Silver is a werewolf who was injected with silver nitrate. It removed her ability to shift into wolf form, deadened the muscles where she was injected so she can no longer use that arm, and gave her brain damage so she either sees the werewolf spirit realm or hallucinates—depending on who you ask.
To the werewolves around her, the most profound of all of the physical effects is the inability to shift to wolf form. They view this as being akin to having half your soul cut off, never mind the fact that it makes you weak and vulnerable and unlikely to ever hold a position of leadership. Obviously, lacking a wolf form is not something a reader would ever deal with, but I think there’s something to be said for using a completely strange and unfamiliar situation to make a reader think about familiar ones differently. No one’s probably had to think about a werewolf stuck in human form before, so they can’t fall back on assumptions and clichés, and really have to ask themselves: what would that feel like?
I also made the decision that Silver should have a dead arm to underscore her physical weakness. Kickass UF heroines are often supernaturally or magically stronger than an average, or even highly-trained, human woman. I often hear people talk about how empowering Buffy was for young women, and while I loved the show, I never felt empowered by the title character herself. She had physical strength and fighting prowess handed to her in a way I could never match. Willow, on the other hand, did have things that I could match as a young girl—she studied spells (self defense, martial arts), asked her friends for help, created magical weapons (mace, taser), and used her intelligence to decide which of the former to employ at any given time. That I could imagine doing! Since part of general werewolf mythology is that they are stronger than average humans, I didn’t want Silver, even stuck in human form, to be stronger and faster and roundhouse kickier than the people around her. I wanted her to show how you could use your mind, your allies, your training, your planning, and your weapons and still succeed amazingly well, even with a physical weakness.
Silver’s mental effects were based on the idea of gaslighting, the everyday kind that can be used to make you doubt the validity of your perfectly natural emotional reactions. Not just “No, those lights weren’t flickering, you were imagining it,” but “Why are you crying, that wasn’t upsetting,” or “Why are you angry, that wasn’t offensive,” and in the most basic form: “Can’t you take a joke?” It tries to rob a person of their emotional truths by convincing them that their emotions are wrong or overreactions.
And when characters tell Silver that she’s crazy, that’s exactly what they’re doing. Throughout the books, she has to fight against that, and prove them wrong. In the end, it doesn’t even matter if her perception of the world as part of the werewolf spirit realm is objectively “real” or a product of silver nitrate disrupting the chemistry of her brain—her emotions and thoughts are true, and need to be treated as such.
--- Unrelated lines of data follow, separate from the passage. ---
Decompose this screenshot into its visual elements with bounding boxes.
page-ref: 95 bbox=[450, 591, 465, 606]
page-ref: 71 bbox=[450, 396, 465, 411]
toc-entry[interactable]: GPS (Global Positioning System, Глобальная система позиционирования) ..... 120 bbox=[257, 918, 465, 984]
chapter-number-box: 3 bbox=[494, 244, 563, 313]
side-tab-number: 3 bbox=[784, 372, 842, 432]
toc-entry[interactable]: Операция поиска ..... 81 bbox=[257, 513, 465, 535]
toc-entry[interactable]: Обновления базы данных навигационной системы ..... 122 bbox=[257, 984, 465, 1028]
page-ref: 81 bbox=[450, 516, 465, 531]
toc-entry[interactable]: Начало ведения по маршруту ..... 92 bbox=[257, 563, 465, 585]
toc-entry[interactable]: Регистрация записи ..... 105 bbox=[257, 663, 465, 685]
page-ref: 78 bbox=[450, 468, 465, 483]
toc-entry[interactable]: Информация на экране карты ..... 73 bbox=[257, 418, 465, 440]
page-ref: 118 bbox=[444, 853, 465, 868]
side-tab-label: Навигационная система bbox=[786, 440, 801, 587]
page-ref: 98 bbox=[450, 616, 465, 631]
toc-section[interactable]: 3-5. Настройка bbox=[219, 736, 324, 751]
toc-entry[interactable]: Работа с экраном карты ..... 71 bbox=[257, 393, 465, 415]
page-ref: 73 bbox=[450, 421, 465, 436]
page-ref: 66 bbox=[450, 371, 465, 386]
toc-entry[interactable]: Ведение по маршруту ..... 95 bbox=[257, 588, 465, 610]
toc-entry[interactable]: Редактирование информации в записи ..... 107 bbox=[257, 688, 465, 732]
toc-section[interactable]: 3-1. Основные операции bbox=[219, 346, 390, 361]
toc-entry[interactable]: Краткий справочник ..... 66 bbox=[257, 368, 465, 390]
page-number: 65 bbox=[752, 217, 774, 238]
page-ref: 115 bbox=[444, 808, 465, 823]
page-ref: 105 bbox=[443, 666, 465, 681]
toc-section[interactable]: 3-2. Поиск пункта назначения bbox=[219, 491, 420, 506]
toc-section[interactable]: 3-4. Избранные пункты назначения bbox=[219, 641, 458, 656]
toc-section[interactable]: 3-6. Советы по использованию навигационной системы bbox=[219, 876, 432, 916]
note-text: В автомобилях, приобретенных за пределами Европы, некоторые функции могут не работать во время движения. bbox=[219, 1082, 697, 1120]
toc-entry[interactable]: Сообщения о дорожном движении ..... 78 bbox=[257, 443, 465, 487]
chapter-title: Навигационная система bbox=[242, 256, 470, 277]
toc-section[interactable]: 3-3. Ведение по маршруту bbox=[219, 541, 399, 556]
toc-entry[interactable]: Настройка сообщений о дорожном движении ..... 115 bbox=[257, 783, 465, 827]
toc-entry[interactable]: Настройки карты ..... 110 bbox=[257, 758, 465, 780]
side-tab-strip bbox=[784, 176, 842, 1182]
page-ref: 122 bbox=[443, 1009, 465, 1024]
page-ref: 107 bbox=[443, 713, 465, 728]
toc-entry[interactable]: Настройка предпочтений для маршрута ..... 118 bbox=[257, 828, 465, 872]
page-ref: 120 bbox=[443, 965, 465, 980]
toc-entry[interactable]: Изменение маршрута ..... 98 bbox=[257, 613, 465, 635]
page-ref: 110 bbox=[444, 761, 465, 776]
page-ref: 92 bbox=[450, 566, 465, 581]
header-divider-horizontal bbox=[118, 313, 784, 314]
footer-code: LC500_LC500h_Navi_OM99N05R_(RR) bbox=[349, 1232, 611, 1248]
So I wrote Silver to struggle against all of those things, and be successful by playing to her strengths, rather than finding a magical cure. A few people have told me that they were surprised that Silver wasn’t healed somehow at the end of the first book. I felt that would be missing the point, and losing an opportunity to speak to readers. There’s so much in life that can’t be cured, only worked through. And I hope Silver working through her disabilities and being quite successful does speak to readers out there.